L'homme d'affaires Flavio Becca comparaît depuis mardi devant le tribunal correctionnel de Luxembourg pour abus de biens sociaux et détournement de fonds.

Jeudi matin, Flavio Becca a déclaré devant les juges qu'il disposait d'un inventaire de toutes les montres, mais que la police ne l'avait jamais interrogé là-dessus ensuite. Au troisième jour de son procès pour abus de biens sociaux, la parole était à l'accusé. Il est reproché au promoteur immobilier d'avoir utilisé, entre 2004 et 2011, ses entreprises pour acheter des articles de luxe, à savoir près de 900 montres d'une valeur globale d'environ 18 millions d'euros, pour son usage privé.

Selon l'accusé, les montres avaient été achetées à titre d'investissement. Sa famille et lui préféraient investir dans des choses "que l'on peut toucher", a déclaré Flavio Becca jeudi matin.

L'homme d'affaires a contesté la description de la police du désordre qui aurait régné dans le coffre-fort à son domicile et il a apporté une photo qui le prouverait. Les montres auraient été rangées dans des tiroirs, tandis que les certificats et les garanties auraient été stockés séparément, pour des raisons de sécurité.

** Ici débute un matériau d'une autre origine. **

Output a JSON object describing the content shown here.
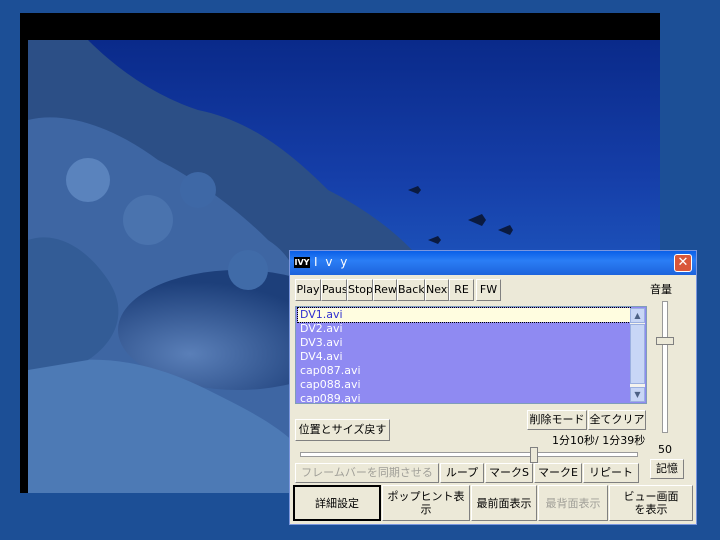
{
  "app": {
    "icon_text": "IVY",
    "title": "I v y",
    "close_glyph": "✕"
  },
  "transport": [
    "Play",
    "Paus",
    "Stop",
    "Rew",
    "Back",
    "Next",
    "RE",
    "FW"
  ],
  "volume": {
    "label": "音量",
    "value": "50",
    "level": 50
  },
  "playlist": {
    "items": [
      "DV1.avi",
      "DV2.avi",
      "DV3.avi",
      "DV4.avi",
      "cap087.avi",
      "cap088.avi",
      "cap089.avi"
    ],
    "selected_index": 0
  },
  "controls": {
    "delete_mode": "削除モード",
    "clear_all": "全てクリア",
    "restore_position": "位置とサイズ戻す",
    "time": "1分10秒/ 1分39秒",
    "memory": "記憶",
    "sync_framebar": "フレームバーを同期させる",
    "loop": "ループ",
    "mark_s": "マークS",
    "mark_e": "マークE",
    "repeat": "リピート"
  },
  "seek": {
    "current": "1分10秒",
    "total": "1分39秒",
    "fraction": 0.707
  },
  "bottom": {
    "details": "詳細設定",
    "popup_hint": "ポップヒント表示",
    "front": "最前面表示",
    "back": "最背面表示",
    "view_line1": "ビュー画面",
    "view_line2": "を表示"
  },
  "colors": {
    "title_bar": "#1d63dc",
    "list_bg": "#8f8af2",
    "desktop": "#1c4f96"
  }
}
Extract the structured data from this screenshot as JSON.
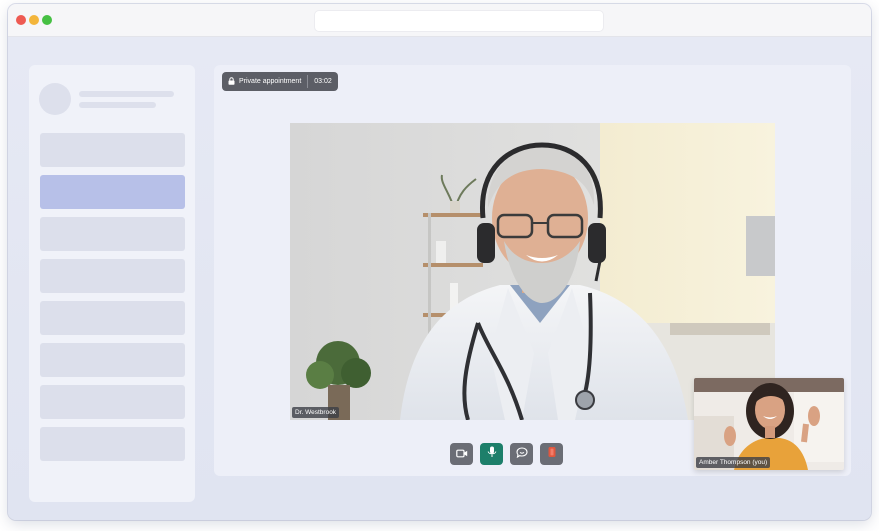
{
  "window": {
    "traffic_lights": [
      "close",
      "minimize",
      "zoom"
    ],
    "address_bar": ""
  },
  "sidebar": {
    "items": [
      {
        "state": "default"
      },
      {
        "state": "active"
      },
      {
        "state": "default"
      },
      {
        "state": "default"
      },
      {
        "state": "default"
      },
      {
        "state": "default"
      },
      {
        "state": "default"
      },
      {
        "state": "default"
      }
    ]
  },
  "call": {
    "badge_label": "Private appointment",
    "timer": "03:02",
    "remote_participant": "Dr. Westbrook",
    "local_participant": "Amber Thompson (you)"
  },
  "controls": {
    "camera": "camera-icon",
    "microphone": "microphone-icon",
    "chat": "chat-icon",
    "end_call": "end-call-icon"
  },
  "colors": {
    "active_nav": "#b7c0e8",
    "mic_active": "#1d7f6a",
    "control": "#6b6d75",
    "end_call": "#e0573f"
  }
}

Il était évident que les policiers ne disposaient pas des mêmes connaissances que lui, mais il aurait pu dire à tout moment de quelle montre il s'agissait, d'après Flavio Becca.

Les enquêteurs de la police judiciaire avaient déclaré devant la Cour qu'il avait été très difficile de retracer la date et le lieu d'achat de chaque montre.

Maître Rosario Grasso, l'avocat d'Eric Lux, ex-associé de Flavio Becca, a également pris la parole jeudi pour demander une indemnisation symbolique de plusieurs milliers d'euros pour son client. Flavio Becca et Eric Lux sont impliqués depuis des années dans un conflit juridique à propos de leur fonds d'investissement commun.

Le procès se poursuivra mardi prochain.